For those nearing retirement, there's a different set of rules. Because you will soon be selling some of your investments to live off of, volatility is no longer a good thing. Steady returns should be what you seek.
Which brings us to what might be the steadiest and easiest 8% return available on the market.
Introducing: The Lending Club
Founded in 2007, The Lending Club is one of the leading peer-to-peer lending organizations in the world. The premise of the service is simple, by cutting out the middle man (banks), those looking for loans can get more favorable rates -- while those with the capital to lend will get better returns than they would by letting their money sit in a money market or bank savings account.
The company's website provides a simple overview of the entire process.
The Lending Club rates every would-be borrower from A grade investments -- the safest available, with average interest rates of 7.64% -- all the way to G grade investors -- the riskiest, with an average interest rate of 24.9%.
You have the option of manually selecting individuals you wish to loan money to or inputting your desired risk level and letting The Lending Club automatically spread your money out across hundreds of loans.

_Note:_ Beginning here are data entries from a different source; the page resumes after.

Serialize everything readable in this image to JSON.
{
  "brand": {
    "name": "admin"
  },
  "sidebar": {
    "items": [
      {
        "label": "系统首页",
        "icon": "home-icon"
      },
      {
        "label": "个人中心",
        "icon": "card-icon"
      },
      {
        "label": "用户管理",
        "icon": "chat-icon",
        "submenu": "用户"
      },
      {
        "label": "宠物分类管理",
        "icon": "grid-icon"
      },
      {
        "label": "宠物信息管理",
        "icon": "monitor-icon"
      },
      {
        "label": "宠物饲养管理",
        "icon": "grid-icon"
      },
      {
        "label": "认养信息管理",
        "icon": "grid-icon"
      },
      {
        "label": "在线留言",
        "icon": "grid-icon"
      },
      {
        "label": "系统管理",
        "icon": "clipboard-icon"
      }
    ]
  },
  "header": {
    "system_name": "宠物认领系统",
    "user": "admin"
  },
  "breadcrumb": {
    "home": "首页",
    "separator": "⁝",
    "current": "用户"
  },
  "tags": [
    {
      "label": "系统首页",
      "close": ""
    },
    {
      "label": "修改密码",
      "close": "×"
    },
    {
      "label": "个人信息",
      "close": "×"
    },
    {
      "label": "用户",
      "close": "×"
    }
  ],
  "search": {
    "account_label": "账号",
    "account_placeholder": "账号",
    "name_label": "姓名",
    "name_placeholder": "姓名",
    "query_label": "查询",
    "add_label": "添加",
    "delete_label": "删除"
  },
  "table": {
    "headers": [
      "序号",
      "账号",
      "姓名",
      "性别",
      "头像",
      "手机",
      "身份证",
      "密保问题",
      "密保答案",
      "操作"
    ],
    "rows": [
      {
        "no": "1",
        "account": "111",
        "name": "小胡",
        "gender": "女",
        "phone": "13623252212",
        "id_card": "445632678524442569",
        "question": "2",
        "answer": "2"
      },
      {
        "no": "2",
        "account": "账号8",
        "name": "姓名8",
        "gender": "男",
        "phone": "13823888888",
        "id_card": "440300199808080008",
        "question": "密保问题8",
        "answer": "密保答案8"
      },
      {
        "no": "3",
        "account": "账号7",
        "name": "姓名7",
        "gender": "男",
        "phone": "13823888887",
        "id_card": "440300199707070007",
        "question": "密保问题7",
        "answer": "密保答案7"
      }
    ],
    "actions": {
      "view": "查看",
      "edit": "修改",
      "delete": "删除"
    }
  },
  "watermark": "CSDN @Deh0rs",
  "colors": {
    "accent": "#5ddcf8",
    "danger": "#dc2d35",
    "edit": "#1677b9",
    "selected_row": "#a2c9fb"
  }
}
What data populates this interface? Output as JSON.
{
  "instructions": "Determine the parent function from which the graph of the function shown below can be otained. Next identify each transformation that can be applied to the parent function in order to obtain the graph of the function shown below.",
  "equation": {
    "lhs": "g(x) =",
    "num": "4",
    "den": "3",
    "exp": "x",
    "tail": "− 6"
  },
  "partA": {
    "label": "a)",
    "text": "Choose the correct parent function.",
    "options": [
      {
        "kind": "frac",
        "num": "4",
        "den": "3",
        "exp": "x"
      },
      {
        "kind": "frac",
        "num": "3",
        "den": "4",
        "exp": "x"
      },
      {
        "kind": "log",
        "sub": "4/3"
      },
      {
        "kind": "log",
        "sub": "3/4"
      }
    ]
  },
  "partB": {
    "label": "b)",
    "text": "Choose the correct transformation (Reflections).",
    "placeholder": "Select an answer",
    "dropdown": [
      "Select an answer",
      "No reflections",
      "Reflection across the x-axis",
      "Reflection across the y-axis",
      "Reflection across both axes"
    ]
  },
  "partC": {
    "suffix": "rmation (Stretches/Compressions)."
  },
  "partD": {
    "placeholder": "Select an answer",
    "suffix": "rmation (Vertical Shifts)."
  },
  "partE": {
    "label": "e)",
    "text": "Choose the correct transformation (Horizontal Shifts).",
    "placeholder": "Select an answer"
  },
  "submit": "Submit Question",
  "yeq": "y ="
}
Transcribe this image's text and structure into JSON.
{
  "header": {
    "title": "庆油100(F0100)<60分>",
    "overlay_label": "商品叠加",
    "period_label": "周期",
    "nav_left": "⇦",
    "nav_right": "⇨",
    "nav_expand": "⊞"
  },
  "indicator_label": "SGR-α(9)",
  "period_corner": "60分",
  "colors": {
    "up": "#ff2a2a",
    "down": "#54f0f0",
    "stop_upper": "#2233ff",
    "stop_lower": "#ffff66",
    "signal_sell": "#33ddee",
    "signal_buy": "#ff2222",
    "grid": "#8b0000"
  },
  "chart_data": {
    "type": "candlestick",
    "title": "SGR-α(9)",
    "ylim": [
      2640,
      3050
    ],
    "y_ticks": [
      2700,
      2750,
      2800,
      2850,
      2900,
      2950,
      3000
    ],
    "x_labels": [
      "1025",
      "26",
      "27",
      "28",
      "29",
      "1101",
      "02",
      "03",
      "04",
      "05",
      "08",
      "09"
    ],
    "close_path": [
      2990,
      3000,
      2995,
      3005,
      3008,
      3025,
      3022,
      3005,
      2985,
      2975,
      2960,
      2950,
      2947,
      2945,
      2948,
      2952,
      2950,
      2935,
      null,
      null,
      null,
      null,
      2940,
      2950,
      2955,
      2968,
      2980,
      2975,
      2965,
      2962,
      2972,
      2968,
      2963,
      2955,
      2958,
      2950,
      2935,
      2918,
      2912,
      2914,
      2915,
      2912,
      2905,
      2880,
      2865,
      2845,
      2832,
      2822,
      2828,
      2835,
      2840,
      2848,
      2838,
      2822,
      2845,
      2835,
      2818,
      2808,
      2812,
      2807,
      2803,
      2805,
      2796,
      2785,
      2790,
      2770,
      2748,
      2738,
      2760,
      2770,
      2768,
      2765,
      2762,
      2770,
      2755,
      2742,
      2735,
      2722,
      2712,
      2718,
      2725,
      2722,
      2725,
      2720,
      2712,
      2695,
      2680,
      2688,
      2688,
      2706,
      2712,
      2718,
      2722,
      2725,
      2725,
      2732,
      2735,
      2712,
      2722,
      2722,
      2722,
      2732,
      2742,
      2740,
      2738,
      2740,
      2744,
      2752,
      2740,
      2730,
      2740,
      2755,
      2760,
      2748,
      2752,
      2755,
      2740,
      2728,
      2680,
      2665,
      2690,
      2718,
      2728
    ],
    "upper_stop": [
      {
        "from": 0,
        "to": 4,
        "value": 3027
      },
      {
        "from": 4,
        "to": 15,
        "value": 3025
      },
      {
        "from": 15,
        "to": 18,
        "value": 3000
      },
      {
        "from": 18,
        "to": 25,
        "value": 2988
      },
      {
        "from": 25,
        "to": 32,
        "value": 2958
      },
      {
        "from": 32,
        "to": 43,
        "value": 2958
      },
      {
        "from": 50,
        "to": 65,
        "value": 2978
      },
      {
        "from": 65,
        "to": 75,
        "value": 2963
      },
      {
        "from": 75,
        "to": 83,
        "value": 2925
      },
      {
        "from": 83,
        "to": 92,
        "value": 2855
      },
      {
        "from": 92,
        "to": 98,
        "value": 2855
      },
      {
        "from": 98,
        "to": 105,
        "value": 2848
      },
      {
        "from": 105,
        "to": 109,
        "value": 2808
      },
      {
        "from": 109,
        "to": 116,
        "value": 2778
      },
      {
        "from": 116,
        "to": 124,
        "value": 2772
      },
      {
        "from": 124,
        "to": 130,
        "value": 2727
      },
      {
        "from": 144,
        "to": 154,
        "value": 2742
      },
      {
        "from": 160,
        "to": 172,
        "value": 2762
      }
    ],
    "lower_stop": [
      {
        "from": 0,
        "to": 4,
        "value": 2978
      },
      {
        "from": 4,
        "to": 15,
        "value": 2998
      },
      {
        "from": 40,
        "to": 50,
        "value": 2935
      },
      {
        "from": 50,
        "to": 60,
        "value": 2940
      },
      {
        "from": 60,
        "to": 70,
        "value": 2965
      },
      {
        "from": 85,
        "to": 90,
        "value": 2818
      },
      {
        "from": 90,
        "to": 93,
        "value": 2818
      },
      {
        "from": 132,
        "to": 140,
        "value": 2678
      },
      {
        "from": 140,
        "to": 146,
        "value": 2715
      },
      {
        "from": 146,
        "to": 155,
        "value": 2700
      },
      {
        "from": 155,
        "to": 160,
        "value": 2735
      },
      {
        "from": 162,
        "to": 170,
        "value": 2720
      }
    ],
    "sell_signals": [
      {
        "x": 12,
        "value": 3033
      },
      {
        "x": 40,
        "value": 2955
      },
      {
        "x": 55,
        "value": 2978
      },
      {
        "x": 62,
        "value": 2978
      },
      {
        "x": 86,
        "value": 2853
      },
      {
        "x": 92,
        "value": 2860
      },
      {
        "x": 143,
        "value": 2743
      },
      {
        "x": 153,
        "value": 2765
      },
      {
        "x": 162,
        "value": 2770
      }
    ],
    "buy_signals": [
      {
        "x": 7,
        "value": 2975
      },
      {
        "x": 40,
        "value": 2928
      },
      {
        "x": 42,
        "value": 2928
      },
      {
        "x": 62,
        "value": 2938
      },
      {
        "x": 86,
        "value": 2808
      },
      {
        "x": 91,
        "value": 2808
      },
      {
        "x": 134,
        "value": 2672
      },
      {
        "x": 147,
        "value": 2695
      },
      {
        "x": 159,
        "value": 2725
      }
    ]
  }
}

The company keeps detailed facts on how all of its loans perform, and quite frankly, the results are impressive. For instance, if you invested in 12-18 month loans, your average return would be 8.5% -- after accounting for defaults and the company's 1% processing fee!
What's more, even if your portfolio performed in the bottom 10% of portfolios over the same time frame, you'd still be looking at a 6.5% return -- which is nothing to scoff at when slow and steady is the name of the game.
As you can see from the chart above, portfolios that have been active for shorter time frames--less than a year--have slightly higher returns than those that have been active for at least 30 months. This makes sense, as any defaults on loans typically don't occur at the very beginning, and take time to filter down through your returns.
The key here is that the scatter-plot above assumes that you've spread your money out across at least 100 different "notes," or borrowers. By doing so, you significantly reduce your risk of losing money. In fact, the company claims that if you have your money in over 100 different notes, and no note is more than 1% of your portfolio, you only have a 0.01% chance of actually losing money.
One popular blogger, Mr. Money Mustache, has even made his investments in The Lending Club public. He keeps detailed records, and over the past two years, he is averaging an adjusted net annual return of 13.13%. That might not be the same as what the stock market has returned, but it's a great average nonetheless.
Why this matters for retirement investing
The most interesting aspect of The Lending Club, when it comes to retirement investing, is the fact that the company allows you to roll over an existing 401(k), open a Traditional IRA, or even a Roth IRA. That's a big deal for those who are in their 50s and 60s and looking for less volatile places to stash their money.
When you're younger and in the "accumulation" phase of your financial life, volatility is your friend. It allows you to take advantage of dips in the stock market while knowing that money you've already invested will eventually come back -- as it always has.
But when you are nearing and in retirement, you are now in the "draw-down" phase. Now, volatility can be an enemy. If the stock market dips and you are forced to make a withdrawal, the money you lost can never come back -- you've sold your investment. If you can rest assured with a steady 8% rate -- that risk is significantly diminished.
Perhaps most importantly, from a risk perspective, The Lending Club screens out any borrowers who:
- Don't have a FICO score of at least 660
- Have a debt-to-income ratio above 40% (excluding mortgage)
- Don't have an "acceptable" debt-to-income ratio.
- Don't have at least two revolving credit accounts open, have had more than five inquiries into their credit score in the past six months, or have a credit history of less than three years.
Is it right for you?
It's impossible to offer blanket retirement investing advice for everyone nearing their Golden Years. Without a doubt, the best option is to find a professional who can help you create a balanced portfolio. But if he or she doesn't know about the Lending Club, it's definitely worth mentioning.